Really nice stuff there, the multi part handles look absolutely killer.


----------



## daveb (Jun 12, 2017)

You got termites on those tangs?

Handles look good. Upping the bar.


----------



## milkbaby (Jun 14, 2017)

Thanks for the kind words Beau and Dave! Woohooooooo 

Went to heat treat, and one knife stayed straight while the other warped. Kind of expected it as I ground it asymmetrically more convex meat on the right. Martensite transition increases the volume, that should be the side that expands more, although it's possible there's memory from the steel being rolled too. These are 15N20 steel, I didn't have warping issues with 1084 though those weren't as heavily asymmetrically ground. 









Into the oven for the second tempering cycle... that's when I started counterbending to straighten the knife. IIRC it took three or was it four cycles to get the warp out, grrrrrr...

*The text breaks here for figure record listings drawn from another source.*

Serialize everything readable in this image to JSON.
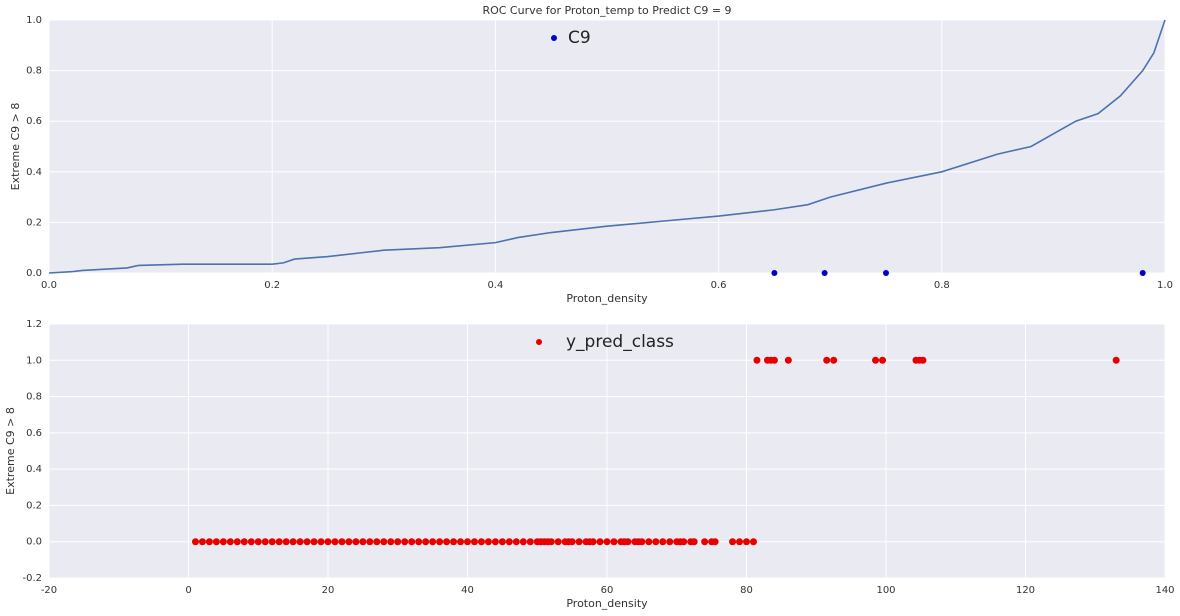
{
  "chart_data": [
    {
      "type": "line",
      "title": "ROC Curve for Proton_temp to Predict C9 = 9",
      "xlabel": "Proton_density",
      "ylabel": "Extreme C9 > 8",
      "xlim": [
        0,
        1
      ],
      "ylim": [
        0,
        1
      ],
      "xticks": [
        {
          "value": 0,
          "label": "0.0"
        },
        {
          "value": 0.2,
          "label": "0.2"
        },
        {
          "value": 0.4,
          "label": "0.4"
        },
        {
          "value": 0.6,
          "label": "0.6"
        },
        {
          "value": 0.8,
          "label": "0.8"
        },
        {
          "value": 1,
          "label": "1.0"
        }
      ],
      "yticks": [
        {
          "value": 0,
          "label": "0.0"
        },
        {
          "value": 0.2,
          "label": "0.2"
        },
        {
          "value": 0.4,
          "label": "0.4"
        },
        {
          "value": 0.6,
          "label": "0.6"
        },
        {
          "value": 0.8,
          "label": "0.8"
        },
        {
          "value": 1,
          "label": "1.0"
        }
      ],
      "grid": true,
      "legend": "upper center",
      "series": [
        {
          "type": "line",
          "color": "#4c72b0",
          "x": [
            0,
            0.02,
            0.03,
            0.05,
            0.07,
            0.08,
            0.12,
            0.2,
            0.21,
            0.22,
            0.25,
            0.28,
            0.3,
            0.35,
            0.4,
            0.42,
            0.45,
            0.5,
            0.55,
            0.6,
            0.62,
            0.65,
            0.68,
            0.7,
            0.75,
            0.8,
            0.85,
            0.88,
            0.9,
            0.92,
            0.94,
            0.96,
            0.98,
            0.99,
            1.0
          ],
          "values": [
            0,
            0.005,
            0.01,
            0.015,
            0.02,
            0.03,
            0.035,
            0.035,
            0.04,
            0.055,
            0.065,
            0.08,
            0.09,
            0.1,
            0.12,
            0.14,
            0.16,
            0.185,
            0.205,
            0.225,
            0.235,
            0.25,
            0.27,
            0.3,
            0.355,
            0.4,
            0.47,
            0.5,
            0.55,
            0.6,
            0.63,
            0.7,
            0.8,
            0.87,
            1.0
          ]
        },
        {
          "type": "scatter",
          "name": "C9",
          "color": "#0000cc",
          "x": [
            0.65,
            0.695,
            0.75,
            0.98
          ],
          "values": [
            0,
            0,
            0,
            0
          ]
        }
      ]
    },
    {
      "type": "scatter",
      "xlabel": "Proton_density",
      "ylabel": "Extreme C9 > 8",
      "xlim": [
        -20,
        140
      ],
      "ylim": [
        -0.2,
        1.2
      ],
      "xticks": [
        -20,
        0,
        20,
        40,
        60,
        80,
        100,
        120,
        140
      ],
      "yticks": [
        {
          "value": -0.2,
          "label": "-0.2"
        },
        {
          "value": 0,
          "label": "0.0"
        },
        {
          "value": 0.2,
          "label": "0.2"
        },
        {
          "value": 0.4,
          "label": "0.4"
        },
        {
          "value": 0.6,
          "label": "0.6"
        },
        {
          "value": 0.8,
          "label": "0.8"
        },
        {
          "value": 1,
          "label": "1.0"
        },
        {
          "value": 1.2,
          "label": "1.2"
        }
      ],
      "grid": true,
      "legend": "upper center",
      "series": [
        {
          "type": "scatter",
          "name": "y_pred_class",
          "color": "#e80000",
          "x": [
            1,
            2,
            3,
            4,
            5,
            6,
            7,
            8,
            9,
            10,
            11,
            12,
            13,
            14,
            15,
            16,
            17,
            18,
            19,
            20,
            21,
            22,
            23,
            24,
            25,
            26,
            27,
            28,
            29,
            30,
            31,
            32,
            33,
            34,
            35,
            36,
            37,
            38,
            39,
            40,
            41,
            42,
            43,
            44,
            45,
            46,
            47,
            48,
            49,
            50,
            50.5,
            51,
            51.5,
            52,
            53,
            54,
            54.5,
            55,
            56,
            57,
            57.5,
            58,
            59,
            60,
            61,
            62,
            62.5,
            63,
            64,
            64.5,
            65,
            66,
            67,
            68,
            69,
            70,
            70.5,
            71,
            72,
            72.5,
            74,
            75,
            75.5,
            78,
            79,
            80,
            81,
            81.5,
            83,
            83.5,
            84,
            86,
            91.5,
            92.5,
            98.5,
            99.5,
            104.3,
            104.8,
            105.3,
            133
          ],
          "values": [
            0,
            0,
            0,
            0,
            0,
            0,
            0,
            0,
            0,
            0,
            0,
            0,
            0,
            0,
            0,
            0,
            0,
            0,
            0,
            0,
            0,
            0,
            0,
            0,
            0,
            0,
            0,
            0,
            0,
            0,
            0,
            0,
            0,
            0,
            0,
            0,
            0,
            0,
            0,
            0,
            0,
            0,
            0,
            0,
            0,
            0,
            0,
            0,
            0,
            0,
            0,
            0,
            0,
            0,
            0,
            0,
            0,
            0,
            0,
            0,
            0,
            0,
            0,
            0,
            0,
            0,
            0,
            0,
            0,
            0,
            0,
            0,
            0,
            0,
            0,
            0,
            0,
            0,
            0,
            0,
            0,
            0,
            0,
            0,
            0,
            0,
            0,
            1,
            1,
            1,
            1,
            1,
            1,
            1,
            1,
            1,
            1,
            1,
            1,
            1
          ]
        }
      ]
    }
  ]
}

Cleaned up and finished grinding to zero edge here, ready to start freehand sharpening. First "stone" in my progression is a DMT XC diamond plate (not the XXC) which doubles as my stone flattener.









Wheeeeeeee!









I was really happy with my design of this chef's knife but it's been a struggle the whole way making. I thought it was gonna turn out crap or be scrapped, but I'm actually pretty happy right now. Gratuitous choil shot, hnnggggg!


----------



## WildBoar (Jun 14, 2017)

Nice work!


...please post a video of slicing the Snickers bar so we can see if there is much stiction :biggrin:


----------



## jessf (Jun 14, 2017)

Sweet blades. Keep it up! Looks as though your work space is limited but you make the best of it. Gotta admire someone grinding a knife on the balcany.


----------



## merlijny2k (Jun 18, 2017)

I'm moving next month to a house with a garden so as soon as we are settled in i'm going to get me something like that and grind my first too. And man those handles!!!


----------



## Sillywizard (Jun 18, 2017)

SPONGEBOB!


----------



## MrCoffee (Jul 1, 2017)

Loving the scales, what woods did you use?


----------



## milkbaby (Jul 25, 2017)

MrCoffee said:


> Loving the scales, what woods did you use?



Hey sorry, I didn't see your question until today! The woods in these are dyed maple burl and bocote.


----------